Avec le développement technologique, agriculture et industrie suivent le même modèle économique de gestion et toute exploitation agricole qui ne l’applique pas est appelée à disparaître. Ainsi, au lieu de parler de secteurs primaire et secondaire, il faudrait plutôt parler des secteurs de production.
L’agro-industrie correspond à l’intégration de la production agricole et la transformation des produits frais, comme c’est le cas pour l’huile d’olive, les cigarettes, le vin, l’arak, les laitages et fromages, ou l’aviculture. Cet ensemble est appelé à assurer la sécurité (quantité) et la sûreté (qualité) alimentaires du pays.
Bien que l’agriculture libanaise ne puisse pas subvenir à la totalité des besoins, les études du Creal (Centre de recherches et d'études agricoles libanais) montrent qu’une agriculture bien gérée pourrait assurer une balance commerciale équilibrée des produits non transformés, la valeur des produits exportés compensant le coût des importations. Cela est moins évident pour les produits alimentaires transformés, dont 75 % sont importés. Une politique de soutien à l’industrie agroalimentaire pourrait néanmoins permettre de réduire l’écart à moyen terme et tendre vers l’équilibre.

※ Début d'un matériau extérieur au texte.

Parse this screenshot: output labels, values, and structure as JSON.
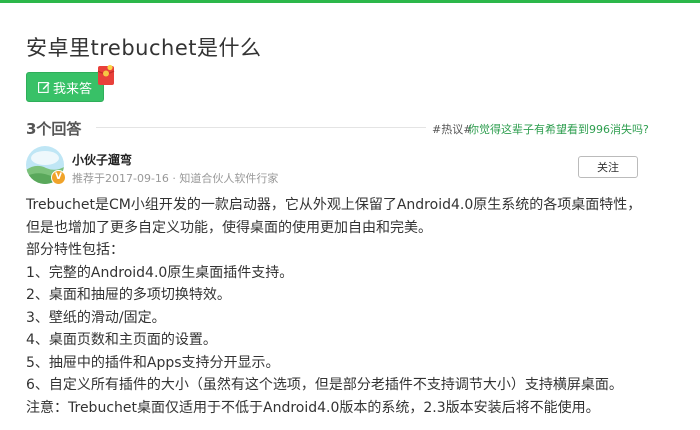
{
  "question": {
    "title": "安卓里trebuchet是什么"
  },
  "answer_button": {
    "label": "我来答",
    "icon": "pen-icon"
  },
  "answers_header": {
    "count_label": "3个回答",
    "hot_tag": "#热议#",
    "hot_link": "你觉得这辈子有希望看到996消失吗?"
  },
  "answer": {
    "author": {
      "name": "小伙子遛弯",
      "meta": "推荐于2017-09-16 · 知道合伙人软件行家",
      "badge": "V"
    },
    "follow_label": "关注",
    "paragraphs": [
      "Trebuchet是CM小组开发的一款启动器，它从外观上保留了Android4.0原生系统的各项桌面特性，",
      "但是也增加了更多自定义功能，使得桌面的使用更加自由和完美。",
      "部分特性包括：",
      "1、完整的Android4.0原生桌面插件支持。",
      "2、桌面和抽屉的多项切换特效。",
      "3、壁纸的滑动/固定。",
      "4、桌面页数和主页面的设置。",
      "5、抽屉中的插件和Apps支持分开显示。",
      "6、自定义所有插件的大小（虽然有这个选项，但是部分老插件不支持调节大小）支持横屏桌面。",
      "注意：Trebuchet桌面仅适用于不低于Android4.0版本的系统，2.3版本安装后将不能使用。"
    ]
  },
  "colors": {
    "brand_green": "#2cb74a",
    "button_green": "#38c167",
    "link_green": "#2e9e4f",
    "badge_orange": "#f0a32a"
  }
}
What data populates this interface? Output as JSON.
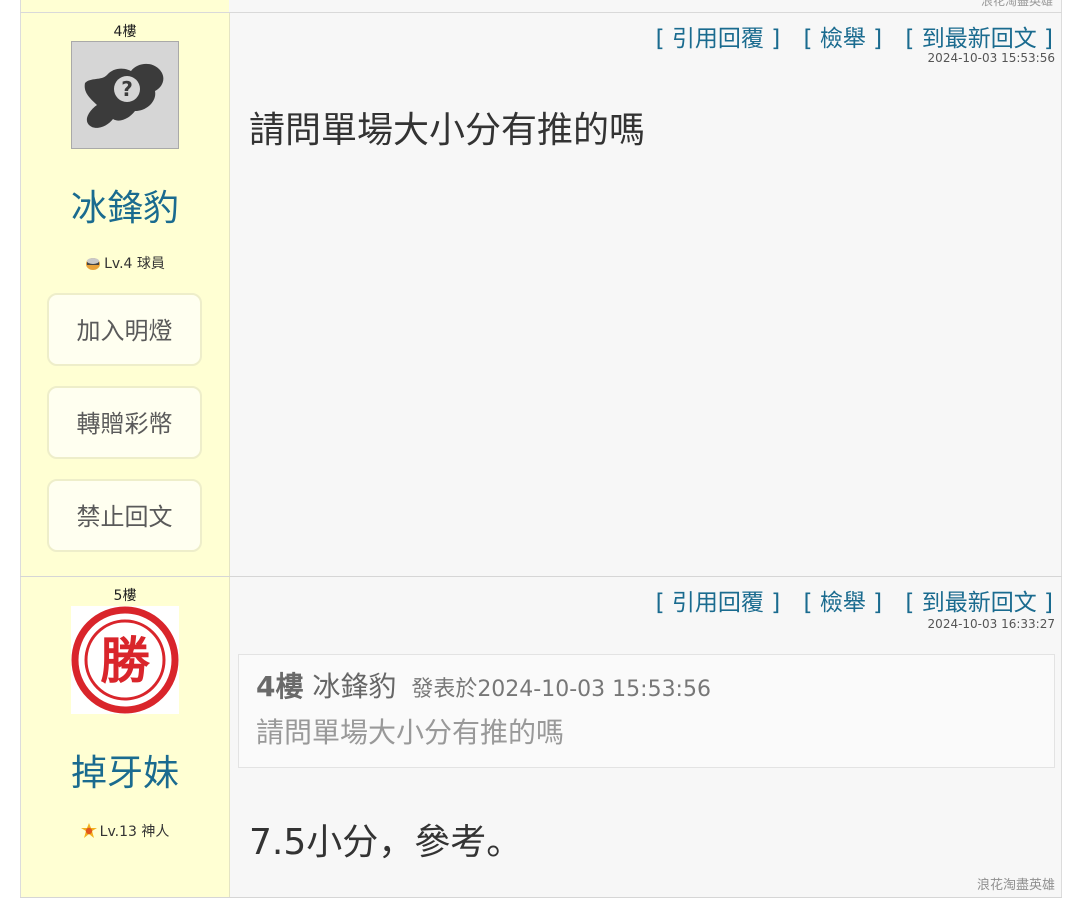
{
  "top_signature": "浪花淘盡英雄",
  "posts": [
    {
      "floor": "4樓",
      "username": "冰鋒豹",
      "level": "Lv.4 球員",
      "level_icon": "helmet-icon",
      "avatar_icon": "unknown-avatar-icon",
      "buttons": [
        "加入明燈",
        "轉贈彩幣",
        "禁止回文"
      ],
      "actions": [
        "[ 引用回覆 ]",
        "[ 檢舉 ]",
        "[ 到最新回文 ]"
      ],
      "timestamp": "2024-10-03 15:53:56",
      "content": "請問單場大小分有推的嗎"
    },
    {
      "floor": "5樓",
      "username": "掉牙妹",
      "level": "Lv.13 神人",
      "level_icon": "sun-badge-icon",
      "avatar_icon": "win-stamp-icon",
      "avatar_text": "勝",
      "actions": [
        "[ 引用回覆 ]",
        "[ 檢舉 ]",
        "[ 到最新回文 ]"
      ],
      "timestamp": "2024-10-03 16:33:27",
      "quote": {
        "floor": "4樓",
        "author": "冰鋒豹",
        "meta": "發表於2024-10-03 15:53:56",
        "text": "請問單場大小分有推的嗎"
      },
      "content": "7.5小分，參考。",
      "signature": "浪花淘盡英雄"
    }
  ],
  "colors": {
    "sidebar_bg": "#ffffd3",
    "main_bg": "#f7f7f7",
    "link": "#1a6b8f",
    "win_red": "#d9252b"
  }
}
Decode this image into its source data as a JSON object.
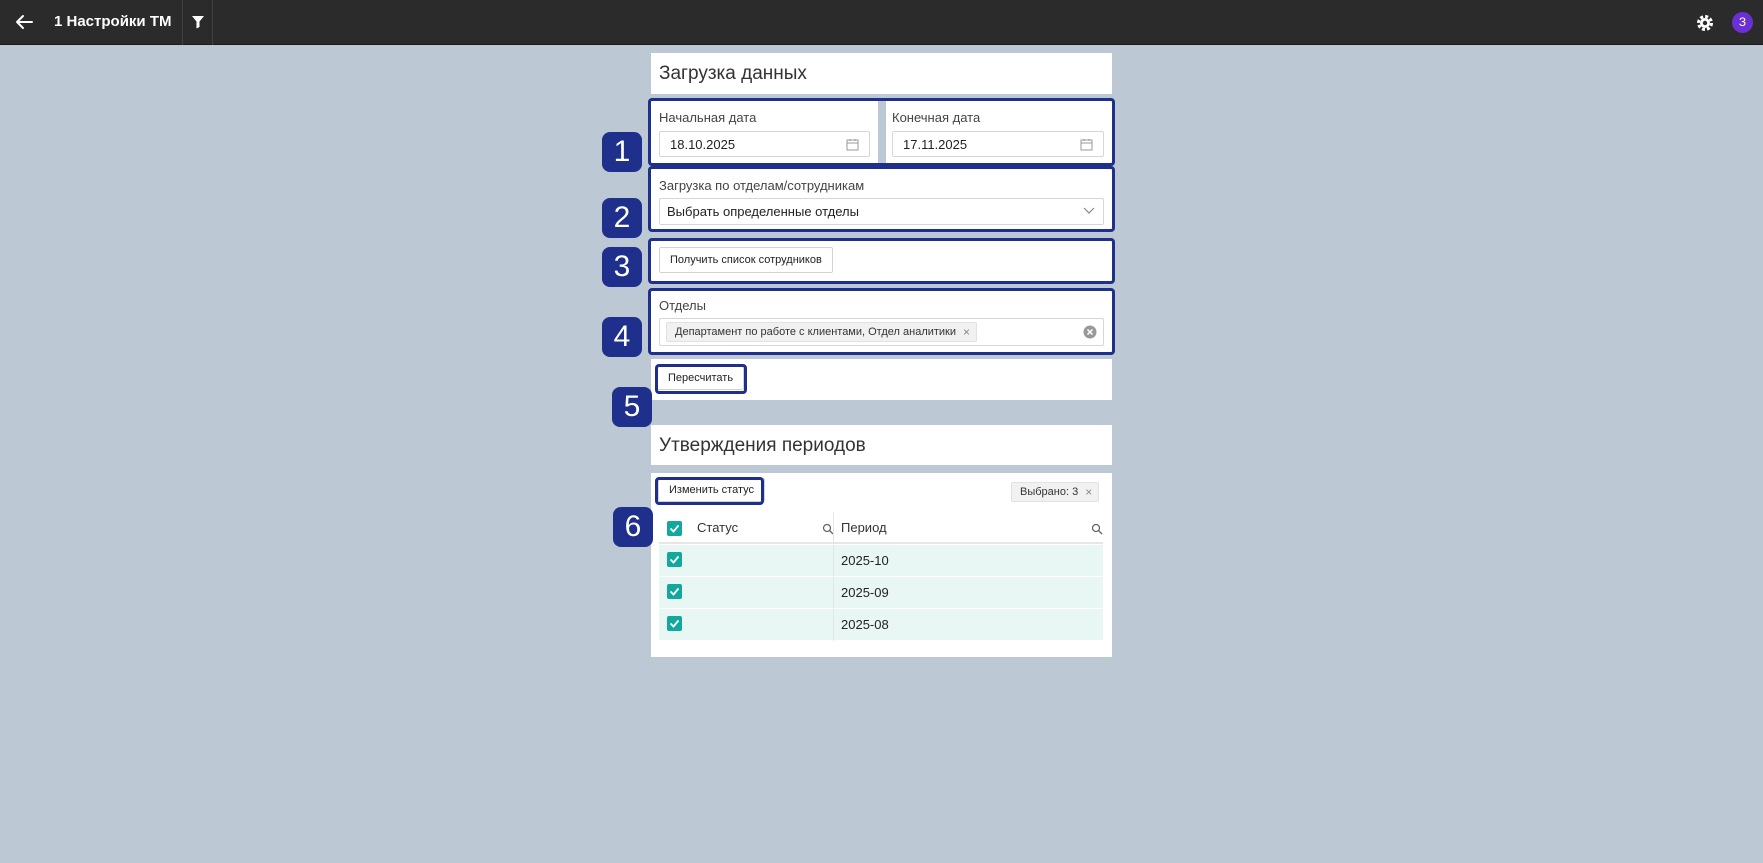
{
  "topbar": {
    "title": "1 Настройки ТМ",
    "avatar_letter": "З",
    "avatar_color": "#6b2fd6"
  },
  "upload": {
    "title": "Загрузка данных",
    "start_date_label": "Начальная дата",
    "start_date_value": "18.10.2025",
    "end_date_label": "Конечная дата",
    "end_date_value": "17.11.2025",
    "mode_label": "Загрузка по отделам/сотрудникам",
    "mode_value": "Выбрать определенные отделы",
    "get_employees_button": "Получить список сотрудников",
    "departments_label": "Отделы",
    "departments_tag": "Департамент по работе с клиентами, Отдел аналитики",
    "recalc_button": "Пересчитать"
  },
  "approvals": {
    "title": "Утверждения периодов",
    "change_status_button": "Изменить статус",
    "selected_tag": "Выбрано: 3",
    "columns": [
      "Статус",
      "Период"
    ],
    "rows": [
      {
        "status": "",
        "period": "2025-10",
        "checked": true
      },
      {
        "status": "",
        "period": "2025-09",
        "checked": true
      },
      {
        "status": "",
        "period": "2025-08",
        "checked": true
      }
    ]
  },
  "callouts": [
    "1",
    "2",
    "3",
    "4",
    "5",
    "6"
  ],
  "colors": {
    "callout": "#1f2f8c",
    "accent": "#13a89e",
    "row_highlight": "#e8f6f4"
  }
}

Des secteurs qui furent florissants au siècle dernier pourraient être redynamisés, notamment celui des huiles végétales. De grandes huileries, comme Ghandour à Tripoli, Emad à Zouk, ou Sinno et Jabbour à Selaata (reprise par le groupe Doumet), ont fermé leurs portes, tandis que celles qui résistent, comme Slim Oil, souffrent de coûts de production élevés, qu’un État responsable pourrait atténuer.
L’industrie des produits laitiers, dont les fleurons d’avant-guerre ont disparu (Foremost à Khaldé, Doumit à Beyrouth et Gervais à Mkallès), a “ressuscité” avec Liban Lait, qui a imposé à partir de 2000 un standard de qualité, respecté par les nouvelles laiteries comme Dairyday, Khoury ou Taanayel Les Fermes. Si de belles réalisations, tel Goût Blanc, prouvent que le secteur reste ouvert au développement, il existe de nombreuses laiteries artisanales aux qualités sanitaires douteuses, conséquence de l’état vétérinaire désastreux du cheptel libanais dont les éleveurs souffrent d’un manque cuisant de vulgarisation et de l’état mafieux de la médecine vétérinaire.
Le secteur vitivinicole, lui, est en plein essor et bénéficie d’expertises tant locales qu’étrangères. Le résultat s’apprécie dans d’excellents vins qui se forgent une place sur les marchés mondiaux. Si le label vin du Liban arrive à s’imposer et que la loi sur les appellations contrôlées est adoptée, ce secteur est appelé à un brillant avenir.
L’aviculture est l’exemple probant de l’industrialisation de l’agriculture. Ce secteur assure l’autonomie du Liban en viande blanche et ses principaux acteurs (Hawa, Tanmiya, Chouman, Boutros) ont trouvé un équilibre sain de marché. Certains ont des fermes satellite qu’ils assistent techniquement et financièrement, et dont ils écoulent la production.
L’industrie d’embouteillage d’eau potable en plein développement reflète, hélas, la triste réalité de la défaillance de la gestion de l’eau au Liban. Il est inadmissible qu’un pays doté de sources d’eau pure n’assure pas à ses citoyens cette même eau au robinet. L’industrie des boissons carbonatées et des jus de fruits reconstitués est, elle aussi, florissante. De timides expériences de jus frais ont toutefois vu le jour chez Balkis ou Liban Jus.
Mais l’industrie à plus fort potentiel est sans doute celle des conserves. Le marché mondial des aliments traditionnels libanais – hommos, moutabbal, tehini, halawa, etc. – est illimité avec un avantage libanais par rapport à la concurrence saoudienne et israélienne. Cette industrie ne doit pas nécessairement se fournir en matières premières locales (chères et à disponibilité réduite), comme le montre l’exemple de Wadi Akhdar, qui a fermé ses usines et contemple une nouvelle implantation en attendant une attitude constructive de l’État. D’autres industries de conserve maintiennent leur production mais mériteraient une expansion tant en volume qu’en qualité.
Tant qu’il faudra nourrir les hommes, l’agro-industrie demeurera un secteur vital de l’économie. Pour le Liban, elle représente un complément valorisant d’un secteur agricole particulier. Garante de la sécurité alimentaire des Libanais, elle mérite une attention particulière de la part du gouvernement.